“――?!”
剛剛從石頭后面沖出來,正一臉震驚地看著這一幕的赤霄,還沒反應過來發生了什么,就被那個倒飛過來的身影一把薅住了后領子。
就像是拎一只小雞仔。
一大一小兩道身影就這樣同時被扯向那個扭曲的黑洞。
狂風呼嘯,金光與黑暗交織。
就在即將徹底消失的那一瞬,朔離扭過頭,看向了那個依舊站在原地,搖搖欲墜的白衣身影。
二人的目光在空中交匯。
林會琦那雙素來冰冷的藍眸里,此刻盛滿了某種名為錯愕的情緒。
“朔――”
朔離忽然笑了一下。
哪怕她的左手還在滴著血,少了三根指頭的手掌看起來觸目驚心。
哪怕她下一秒就要被卷入未知的危險之中。
她還是扯動嘴角,沖著林會琦眨了眨那只沒有被血糊住的左眼。
那種熟悉的戲謔光芒,再一次在那雙黑眸里跳動。
“林師姐。”
她的聲音有些飄忽,清晰地鉆進了林會琦的耳朵里。
“痛不痛啊?記得用最好的傷藥,你那么厲害,可不能留暗傷了。”
“別太想我哈,去去就回。”
話音落下,那道黑色的漩渦猛地收縮,將那一青一黑兩道身影連同那面金鏡一起,徹底吞噬殆盡。
“轟――”
天地間最后一點金光隨之消散。
那股壓得人喘不過氣的威壓如同潮水般退去,消失得無影無蹤,只剩漫天的煙塵還在緩緩飄落。
“……”
風停了。
世界重新歸于死寂。
林會琦仍保持著那個站立的姿勢。
那股壓得她骨骼咯吱作響的恐怖威壓已經消失得干干凈凈,就像從來沒有出現過。
身體的控制權重新回到了自己手里,凝滯的血液開始再次流動,伴隨著一種像是有無數螞蟻在經脈里爬行的酸麻刺痛。
她試著動了動手指。
“咔噠。”
早已布滿裂紋的流霜劍發出一聲哀鳴,從她無力的指尖滑落,磕碰在身下那塊焦黑的巖石上。
林會琦有些遲緩地抬起頭――
那里什么都沒有。
“朔離……”
耳邊似乎還回蕩著那句沒心沒肺的笑語。
“別太想我哈,去去就回。”
去去就回?
那是渡劫期的法寶。
僅僅是威壓的余波就讓元嬰后期的她跪地不起,七竅流血。
而那個只有元嬰初期,總是喊著“保命要緊”、“積分第一”的家伙,卻在那一瞬間,徒手抓住了那東西。
――為了什么?
林會琦低下頭,視線落在了身前那片狼藉的碎石堆里。
那有一攤觸目驚心的血跡,還沒干涸,在焦黑的泥土上顯得格外刺眼。而在血泊之中,三根蒼白的斷指靜靜地躺在那里。
斷口整齊,是被某種無法抗拒的大力硬生生扯斷的。
從來沒有人……
從來沒有人會為了她做到這一步。
在林家,她是必須完美的繼承人,是家族榮耀的象征;在宗門,她是高不可攀的峰門弟子,是眾人仰望的標桿。
所有人都覺得她強大、冷漠、無堅不摧。
甚至是她的弟弟――
“……不麻煩。”
林會琦喃喃自語。
“這就是你說的……不麻煩嗎?”
她閉上眼睛,深吸了一口帶著血腥氣的空氣,再睜開時,那雙眼眸里的迷茫與錯愕已經消失了。

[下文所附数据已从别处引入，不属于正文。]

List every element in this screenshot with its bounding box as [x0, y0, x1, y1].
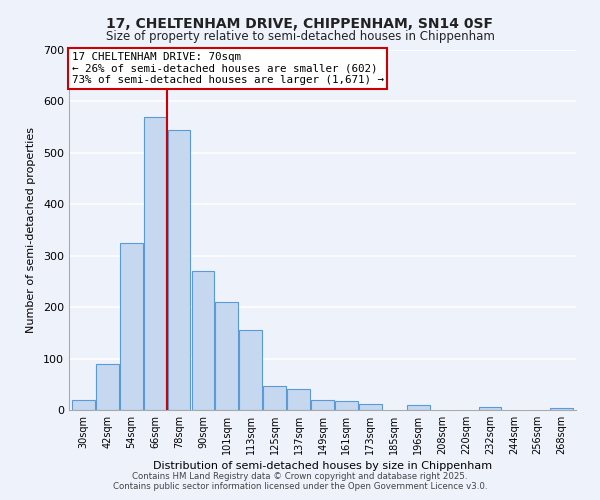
Bar: [550, 408, 573, 410]
Text: Size of property relative to semi-detached houses in Chippenham: Size of property relative to semi-detach…: [106, 30, 494, 43]
Bar: [359, 404, 382, 410]
Bar: [96, 364, 119, 410]
Bar: [239, 330, 262, 410]
Bar: [311, 400, 334, 410]
Bar: [263, 386, 286, 410]
Bar: [479, 408, 501, 410]
Text: Contains HM Land Registry data © Crown copyright and database right 2025.: Contains HM Land Registry data © Crown c…: [132, 472, 468, 481]
Text: 17, CHELTENHAM DRIVE, CHIPPENHAM, SN14 0SF: 17, CHELTENHAM DRIVE, CHIPPENHAM, SN14 0…: [107, 18, 493, 32]
X-axis label: Distribution of semi-detached houses by size in Chippenham: Distribution of semi-detached houses by …: [153, 461, 492, 471]
Bar: [120, 243, 143, 410]
Bar: [144, 117, 166, 410]
Bar: [167, 130, 190, 410]
Bar: [335, 400, 358, 410]
Bar: [72, 400, 95, 410]
Bar: [215, 302, 238, 410]
Bar: [287, 390, 310, 410]
Bar: [191, 271, 214, 410]
Text: 17 CHELTENHAM DRIVE: 70sqm
← 26% of semi-detached houses are smaller (602)
73% o: 17 CHELTENHAM DRIVE: 70sqm ← 26% of semi…: [71, 52, 383, 85]
Bar: [407, 405, 430, 410]
Y-axis label: Number of semi-detached properties: Number of semi-detached properties: [26, 127, 36, 333]
Text: Contains public sector information licensed under the Open Government Licence v3: Contains public sector information licen…: [113, 482, 487, 491]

白衣女修從儲物戒中取出一個用玄冰雕琢而成的玉盒,珍重無比地將那三截斷指放入其中,收好。
然后,她俯下身,拾起了幼年就伴隨著她成長的流霜,在她握住劍柄的那一刻,森寒的劍意再次沖天而起。
雖然衣衫染血,雖然氣息紊亂,但那股屬于劍修的脊梁,此刻挺得比任何時候都要直。